Welcome to GoogleNet!
Hitwise recently mentioned that Google controls over 1/3 of UK web traffic.
With that much usage data, if you were Google, would you use usage data in your relevancy algorithms?
An Army of Google Search Editors
They could easily use algorithms to detect
- sites that they send a lot of traffic to relative to its total traffic (comparing ratios between toolbar data and search traffic)
- sites which have seen a rapid spike in traffic from Google
- sites which people quickly bounce away from (and do not later return to)
- sites which get a lot of traffic from Google but get few navigational queries
and flag anything out of the ordinary for human review. Marissa Mayer stated they have 10,000 reviewers.
Does Your Site Look Good to Google's Relevancy Algorithm?
As the web keeps getting richer and deeper, and Google increasingly uses human review for demoting spam, all the aesthetic things matter:
- domain name
- site design
- content formatting
- branding and public relations
As search evolves so too will spam. Some spam sites will LOOK and FEEL better than most non-spam sites. And so the remote quality raters will be given more data to look at - perhaps eventually even a sample of backlinks or other related data.
False positives will occur - sites and careers built around Google without proper support stilts will crumble. Unless your site is of social significance (you are a big corporation, a non-profit organization, a government institution, an educational institution, a top blogger, an official Google partner, or Youtube/Google house content) then part of the optimization process revolves around not only creating sites that pass a hand review, but also trying to create sites that do not get flagged for review - especially if you are a thin affiliate site.
How do you not get flagged for review?
- Build enough quality signals and direct traffic that your site looks like a real part of the web.
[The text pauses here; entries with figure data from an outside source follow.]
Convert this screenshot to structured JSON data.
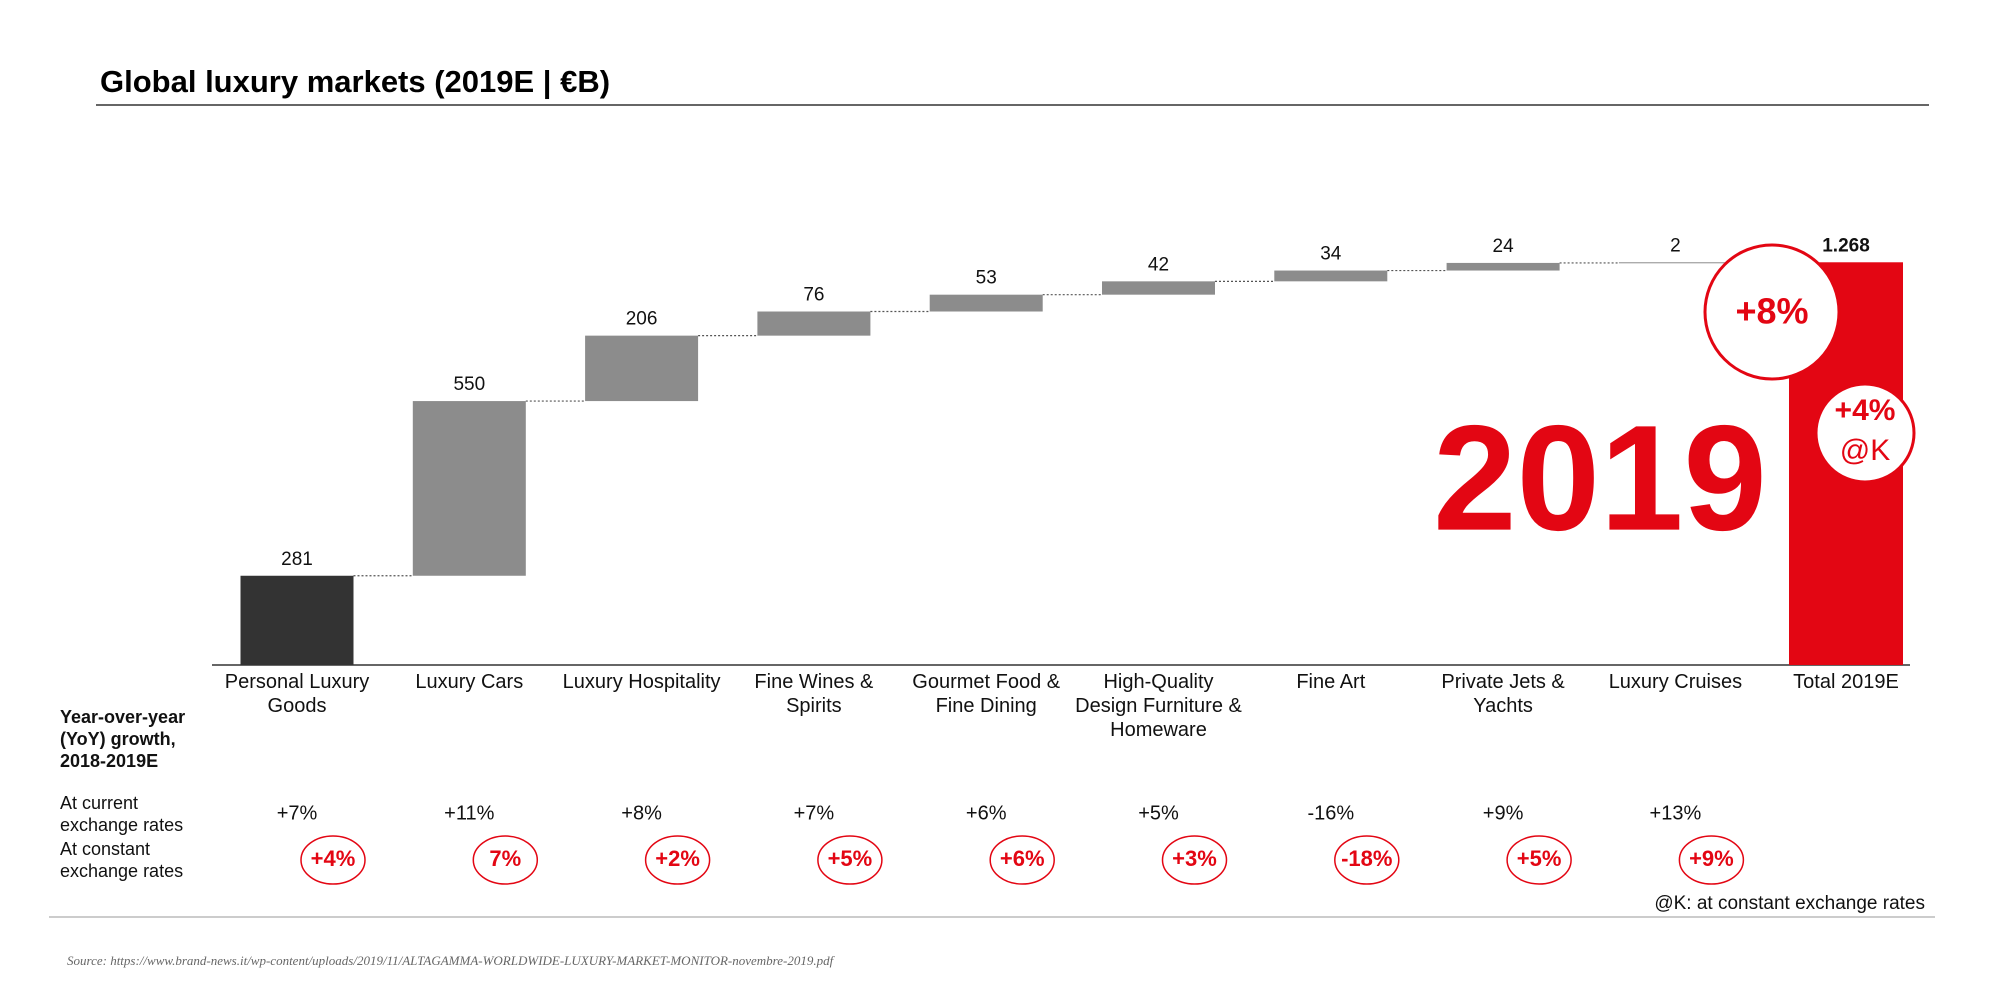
{
  "chart_data": {
    "type": "waterfall",
    "title": "Global luxury markets (2019E | €B)",
    "categories": [
      "Personal Luxury Goods",
      "Luxury Cars",
      "Luxury Hospitality",
      "Fine Wines & Spirits",
      "Gourmet Food & Fine Dining",
      "High-Quality Design Furniture & Homeware",
      "Fine Art",
      "Private Jets & Yachts",
      "Luxury Cruises"
    ],
    "values": [
      281,
      550,
      206,
      76,
      53,
      42,
      34,
      24,
      2
    ],
    "colors": [
      "#333333",
      "#8c8c8c",
      "#8c8c8c",
      "#8c8c8c",
      "#8c8c8c",
      "#8c8c8c",
      "#8c8c8c",
      "#8c8c8c",
      "#8c8c8c"
    ],
    "total": {
      "label": "Total 2019E",
      "value": 1268,
      "value_label": "1.268",
      "color": "#e30613"
    },
    "total_growth": {
      "value": 8,
      "label": "+8%"
    },
    "total_growth_constant": {
      "value": 4,
      "label": "+4%",
      "note": "@K"
    },
    "year_annotation": "2019",
    "growth": {
      "title": "Year-over-year (YoY) growth, 2018-2019E",
      "rows": [
        {
          "name": "At current exchange rates",
          "values": [
            7,
            11,
            8,
            7,
            6,
            5,
            -16,
            9,
            13
          ],
          "value_labels": [
            "+7%",
            "+11%",
            "+8%",
            "+7%",
            "+6%",
            "+5%",
            "-16%",
            "+9%",
            "+13%"
          ]
        },
        {
          "name": "At constant exchange rates",
          "values": [
            4,
            7,
            2,
            5,
            6,
            3,
            -18,
            5,
            9
          ],
          "value_labels": [
            "+4%",
            "7%",
            "+2%",
            "+5%",
            "+6%",
            "+3%",
            "-18%",
            "+5%",
            "+9%"
          ]
        }
      ]
    },
    "footnote": "@K: at constant exchange rates",
    "source": "Source: https://www.brand-news.it/wp-content/uploads/2019/11/ALTAGAMMA-WORLDWIDE-LUXURY-MARKET-MONITOR-novembre-2019.pdf"
  }
}
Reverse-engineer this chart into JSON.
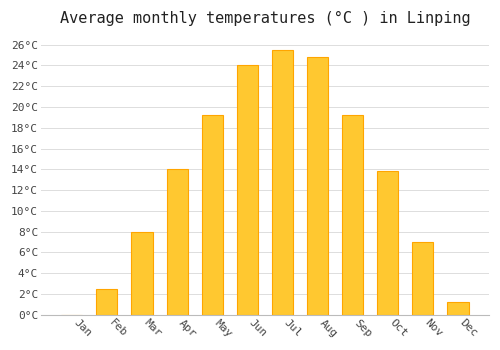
{
  "title": "Average monthly temperatures (°C ) in Linping",
  "months": [
    "Jan",
    "Feb",
    "Mar",
    "Apr",
    "May",
    "Jun",
    "Jul",
    "Aug",
    "Sep",
    "Oct",
    "Nov",
    "Dec"
  ],
  "values": [
    0,
    2.5,
    8,
    14,
    19.2,
    24,
    25.5,
    24.8,
    19.2,
    13.8,
    7,
    1.2
  ],
  "bar_color": "#FFC830",
  "bar_edge_color": "#FFA500",
  "background_color": "#FFFFFF",
  "grid_color": "#DDDDDD",
  "ylim": [
    0,
    27
  ],
  "yticks": [
    0,
    2,
    4,
    6,
    8,
    10,
    12,
    14,
    16,
    18,
    20,
    22,
    24,
    26
  ],
  "ytick_labels": [
    "0°C",
    "2°C",
    "4°C",
    "6°C",
    "8°C",
    "10°C",
    "12°C",
    "14°C",
    "16°C",
    "18°C",
    "20°C",
    "22°C",
    "24°C",
    "26°C"
  ],
  "title_fontsize": 11,
  "tick_fontsize": 8,
  "font_family": "monospace",
  "bar_width": 0.6,
  "figsize": [
    5.0,
    3.5
  ],
  "dpi": 100
}
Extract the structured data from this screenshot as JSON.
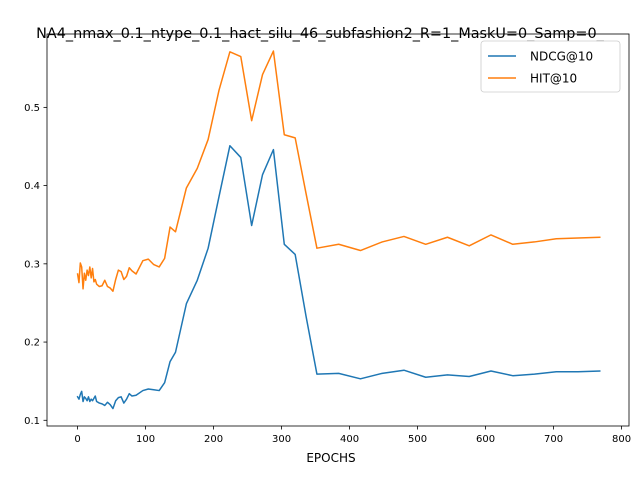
{
  "chart_data": {
    "type": "line",
    "title": "NA4_nmax_0.1_ntype_0.1_hact_silu_46_subfashion2_R=1_MaskU=0_Samp=0_",
    "xlabel": "EPOCHS",
    "ylabel": "",
    "xlim": [
      -45,
      811
    ],
    "ylim": [
      0.0927,
      0.5938
    ],
    "xticks": [
      0,
      100,
      200,
      300,
      400,
      500,
      600,
      700,
      800
    ],
    "yticks": [
      0.1,
      0.2,
      0.3,
      0.4,
      0.5
    ],
    "ytick_labels": [
      "0.1",
      "0.2",
      "0.3",
      "0.4",
      "0.5"
    ],
    "grid": false,
    "legend_position": "upper-right",
    "series": [
      {
        "name": "NDCG@10",
        "color": "#1f77b4",
        "x": [
          0,
          2,
          4,
          6,
          8,
          10,
          12,
          14,
          16,
          18,
          20,
          22,
          24,
          26,
          28,
          32,
          36,
          40,
          44,
          48,
          52,
          56,
          60,
          64,
          68,
          72,
          76,
          80,
          86,
          96,
          104,
          112,
          120,
          128,
          136,
          144,
          160,
          176,
          192,
          208,
          224,
          240,
          256,
          272,
          288,
          304,
          320,
          336,
          352,
          384,
          416,
          448,
          480,
          512,
          544,
          576,
          608,
          640,
          672,
          704,
          736,
          768
        ],
        "y": [
          0.13,
          0.127,
          0.133,
          0.137,
          0.124,
          0.13,
          0.128,
          0.125,
          0.13,
          0.124,
          0.127,
          0.125,
          0.128,
          0.131,
          0.124,
          0.122,
          0.121,
          0.119,
          0.123,
          0.12,
          0.115,
          0.125,
          0.129,
          0.13,
          0.122,
          0.127,
          0.134,
          0.131,
          0.132,
          0.138,
          0.14,
          0.139,
          0.138,
          0.148,
          0.175,
          0.187,
          0.249,
          0.279,
          0.32,
          0.386,
          0.451,
          0.436,
          0.349,
          0.414,
          0.446,
          0.325,
          0.312,
          0.233,
          0.159,
          0.16,
          0.153,
          0.16,
          0.164,
          0.155,
          0.158,
          0.156,
          0.163,
          0.157,
          0.159,
          0.162,
          0.162,
          0.163
        ]
      },
      {
        "name": "HIT@10",
        "color": "#ff7f0e",
        "x": [
          0,
          2,
          4,
          6,
          8,
          10,
          12,
          14,
          16,
          18,
          20,
          22,
          24,
          26,
          28,
          32,
          36,
          40,
          44,
          48,
          52,
          56,
          60,
          64,
          68,
          72,
          76,
          80,
          86,
          96,
          104,
          112,
          120,
          128,
          136,
          144,
          160,
          176,
          192,
          208,
          224,
          240,
          256,
          272,
          288,
          304,
          320,
          336,
          352,
          384,
          416,
          448,
          480,
          512,
          544,
          576,
          608,
          640,
          672,
          704,
          736,
          768
        ],
        "y": [
          0.287,
          0.276,
          0.301,
          0.296,
          0.268,
          0.288,
          0.279,
          0.292,
          0.285,
          0.296,
          0.282,
          0.294,
          0.277,
          0.28,
          0.274,
          0.271,
          0.272,
          0.279,
          0.271,
          0.269,
          0.265,
          0.28,
          0.292,
          0.29,
          0.28,
          0.284,
          0.295,
          0.291,
          0.287,
          0.304,
          0.306,
          0.299,
          0.296,
          0.307,
          0.347,
          0.341,
          0.397,
          0.422,
          0.459,
          0.522,
          0.571,
          0.565,
          0.483,
          0.542,
          0.572,
          0.465,
          0.461,
          0.39,
          0.32,
          0.325,
          0.317,
          0.328,
          0.335,
          0.325,
          0.334,
          0.323,
          0.337,
          0.325,
          0.328,
          0.332,
          0.333,
          0.334
        ]
      }
    ]
  }
}
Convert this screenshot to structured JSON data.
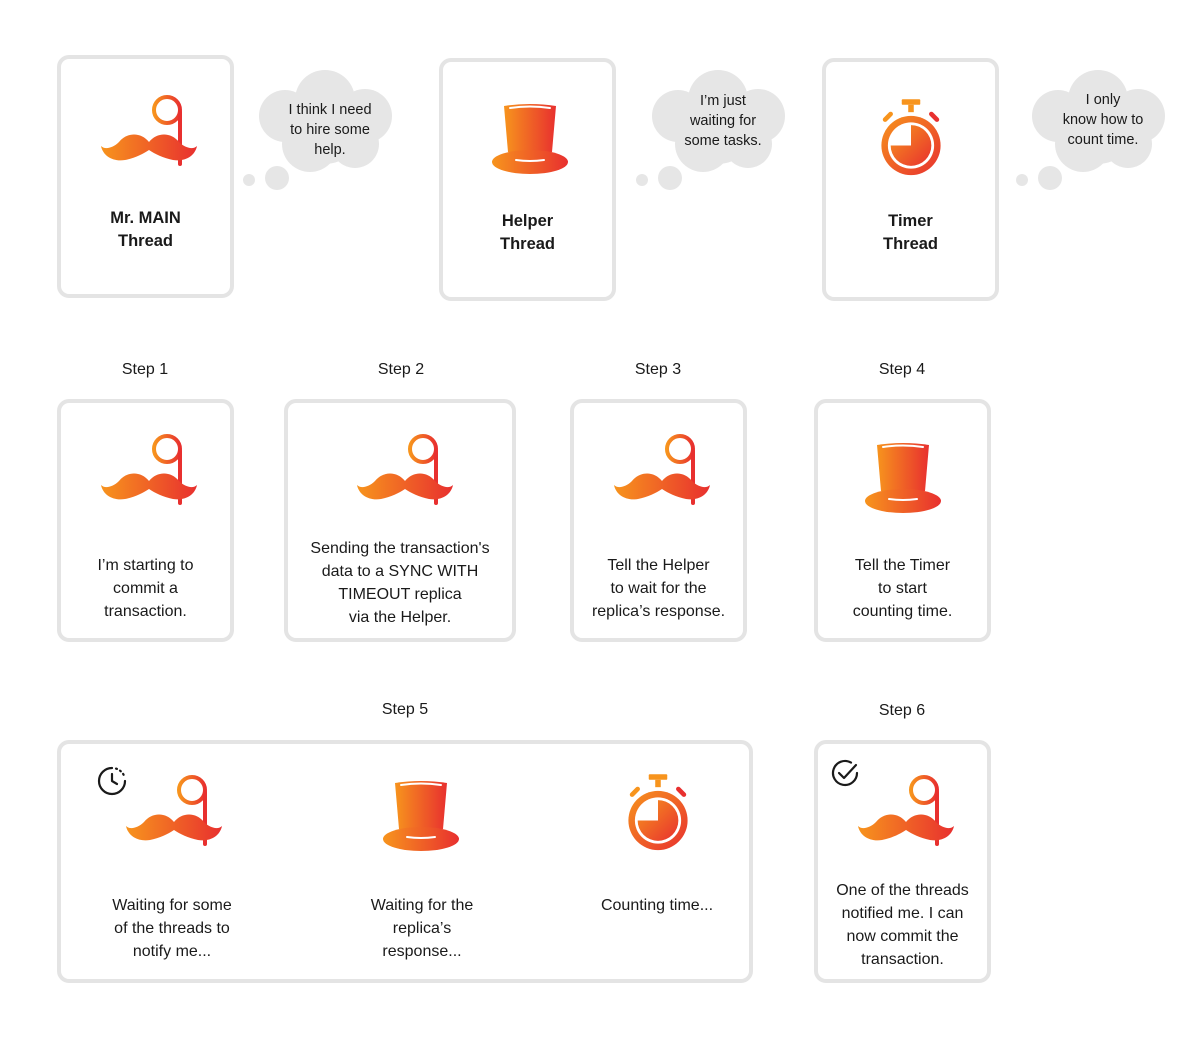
{
  "characters": {
    "main": {
      "name": "Mr. MAIN\nThread",
      "thought": "I think I need\nto hire some\nhelp.",
      "icon": "monocle-mustache-icon"
    },
    "helper": {
      "name": "Helper\nThread",
      "thought": "I’m just\nwaiting for\nsome tasks.",
      "icon": "top-hat-icon"
    },
    "timer": {
      "name": "Timer\nThread",
      "thought": "I only\nknow how to\ncount time.",
      "icon": "stopwatch-icon"
    }
  },
  "steps": [
    {
      "title": "Step 1",
      "text": "I’m starting to\ncommit a\ntransaction.",
      "icon": "monocle-mustache-icon"
    },
    {
      "title": "Step 2",
      "text": "Sending the transaction's\ndata to a SYNC WITH\nTIMEOUT replica\nvia the Helper.",
      "icon": "monocle-mustache-icon"
    },
    {
      "title": "Step 3",
      "text": "Tell the Helper\nto wait for the\nreplica’s response.",
      "icon": "monocle-mustache-icon"
    },
    {
      "title": "Step 4",
      "text": "Tell the Timer\nto start\ncounting time.",
      "icon": "top-hat-icon"
    }
  ],
  "step5": {
    "title": "Step 5",
    "main_text": "Waiting for some\nof the threads to\nnotify me...",
    "helper_text": "Waiting for the\nreplica’s\nresponse...",
    "timer_text": "Counting time...",
    "badge_icon": "clock-waiting-icon"
  },
  "step6": {
    "title": "Step 6",
    "text": "One of the threads\nnotified me. I can\nnow commit the\ntransaction.",
    "badge_icon": "check-circle-icon"
  },
  "colors": {
    "gradient_start": "#f7941d",
    "gradient_end": "#e8302f",
    "card_border": "#e4e4e4",
    "bubble": "#e6e6e6"
  }
}
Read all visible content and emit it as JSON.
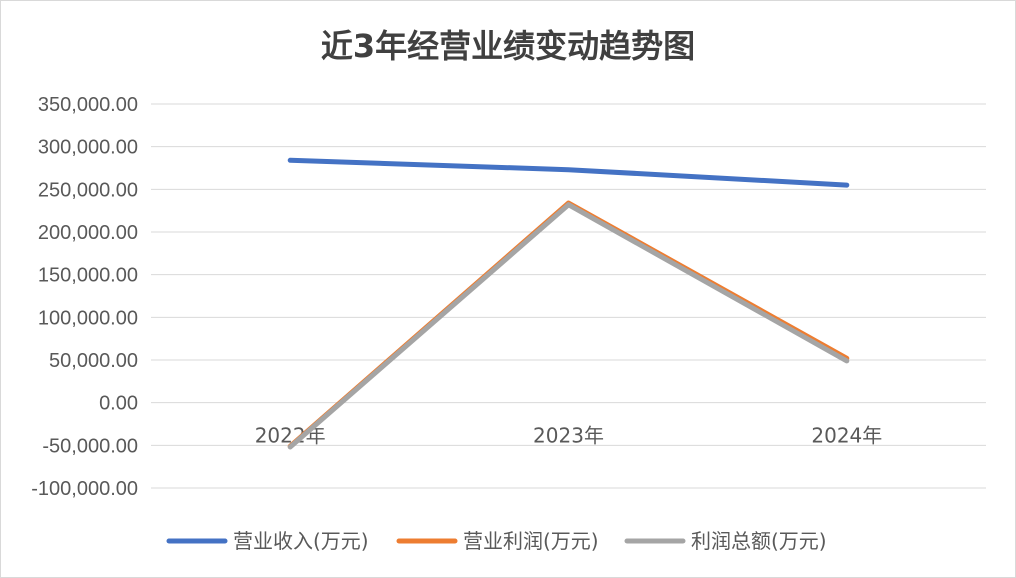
{
  "chart_data": {
    "type": "line",
    "title": "近3年经营业绩变动趋势图",
    "categories": [
      "2022年",
      "2023年",
      "2024年"
    ],
    "series": [
      {
        "name": "营业收入(万元)",
        "color": "#4472C4",
        "values": [
          284000,
          273000,
          255000
        ]
      },
      {
        "name": "营业利润(万元)",
        "color": "#ED7D31",
        "values": [
          -51000,
          234000,
          52000
        ]
      },
      {
        "name": "利润总额(万元)",
        "color": "#A5A5A5",
        "values": [
          -52000,
          232000,
          49000
        ]
      }
    ],
    "yticks": [
      "350,000.00",
      "300,000.00",
      "250,000.00",
      "200,000.00",
      "150,000.00",
      "100,000.00",
      "50,000.00",
      "0.00",
      "-50,000.00",
      "-100,000.00"
    ],
    "ylim": [
      -100000,
      350000
    ],
    "grid": true,
    "legend_position": "bottom"
  }
}
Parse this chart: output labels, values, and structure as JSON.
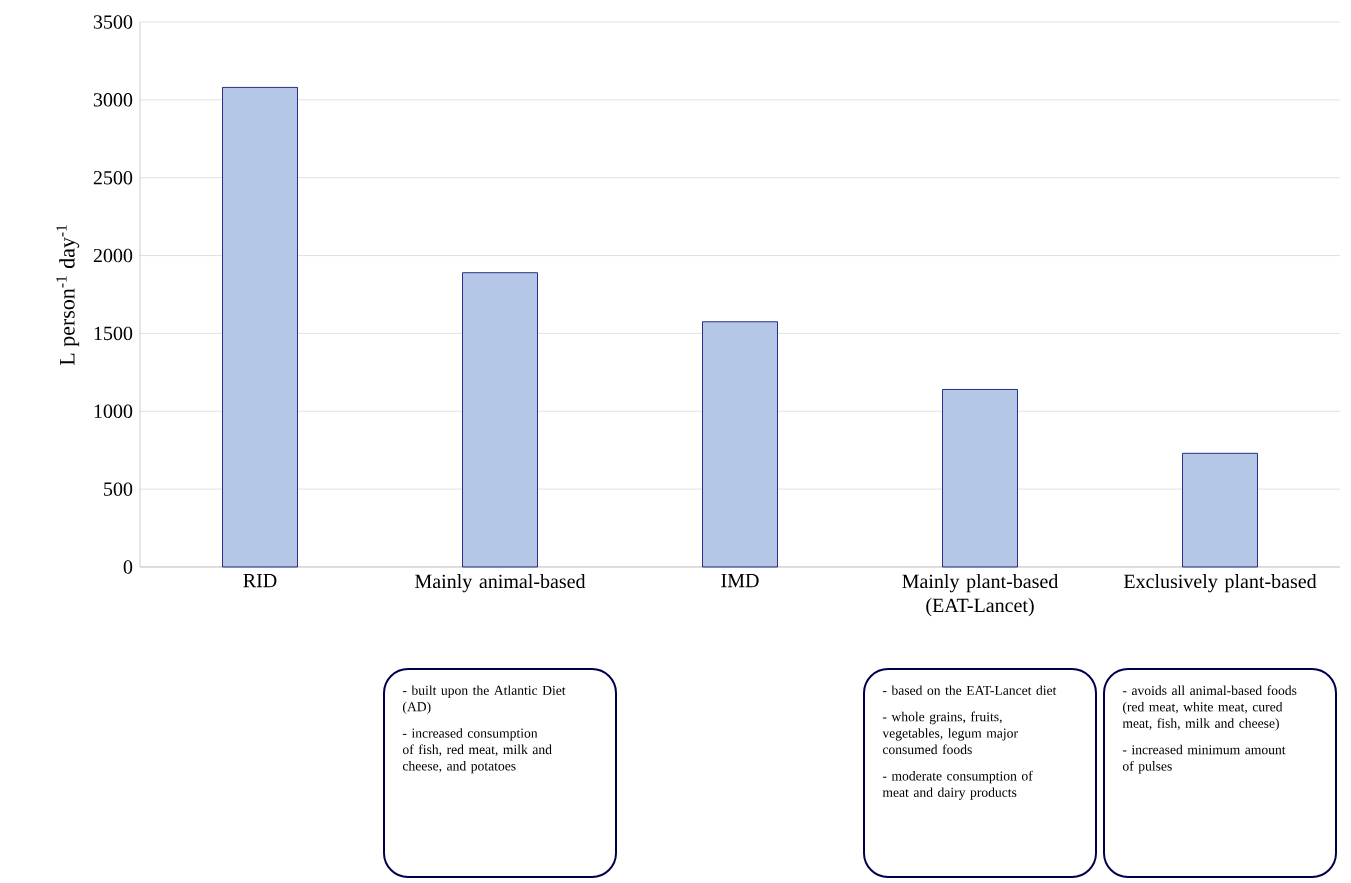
{
  "chart_data": {
    "type": "bar",
    "ylabel": "L person$^{-1}$ day$^{-1}$",
    "categories": [
      "RID",
      "Mainly animal-based",
      "IMD",
      "Mainly plant-based (EAT-Lancet)",
      "Exclusively plant-based"
    ],
    "values": [
      3080,
      1890,
      1575,
      1140,
      730
    ],
    "color": "#b4c7e7",
    "ylim": [
      0,
      3500
    ],
    "yticks": [
      0,
      500,
      1000,
      1500,
      2000,
      2500,
      3000,
      3500
    ],
    "grid": "y",
    "annotations": [
      "- built upon the Atlantic Diet (AD)",
      "- increased consumption of fish, red meat, milk and cheese, and potatoes",
      "- based on the EAT-Lancet diet",
      "- whole grains, fruits, vegetables, legum major consumed foods",
      "- moderate consumption of meat and dairy products",
      "- avoids all animal-based foods (red meat, white meat, cured meat, fish, milk and cheese)",
      "- increased minimum amount of pulses"
    ]
  }
}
- Build something people keep coming back to.
- Do not make drastic changes to your site unless you are comfortable with it going under review.
How do you pass a review?
Short term I think the aesthetic things matter a lot. Longer term it is best if your site satisfies a few criteria
- exclusive content that people value and keep coming back to (Google loses if they remove the best content from their index)
- a brand that people care about and search for (Google looks dumb if they do not rank your site)
- a meaningful and reliable traffic stream outside of Google (many quality signals may stem from this exposure, which will help keep your overall profile more organic)
- you could cause public relations harm to Google and diminish their brand value in the eyes of thousands of people (removing your site has real opportunity cost)
Usage Data for Algorithmic Site Promotion
Creating Fake User Accounts is Harder Than it Sounds
If usage data was ever used to promote sites, they could look at regional data and help promote sites based on what is popular locally. Searchers reveal their location by IP address and the queries they search for.
The Trusted Few
Google could use a subset of their users when using usage data to affect relevancy (perhaps users with 6 months account history, credit card on file via Google Checkout, and a normal email profile).
Why Usage Data is Tricky
Much of the signal from usage data is likely mirrored by PageRank, so the lift might not be that great until they really refine the technology.
Some tricky parts with promoting sites based on usage data are:
- usage data is quite noisy, and
- it may not favor informational sites over commercial intent the way that PageRank does. That informational bias to the organic search results is a large part of why AdWords is so profitable.
Microsoft recently presented a paper on finding authority pages based on browsing habits.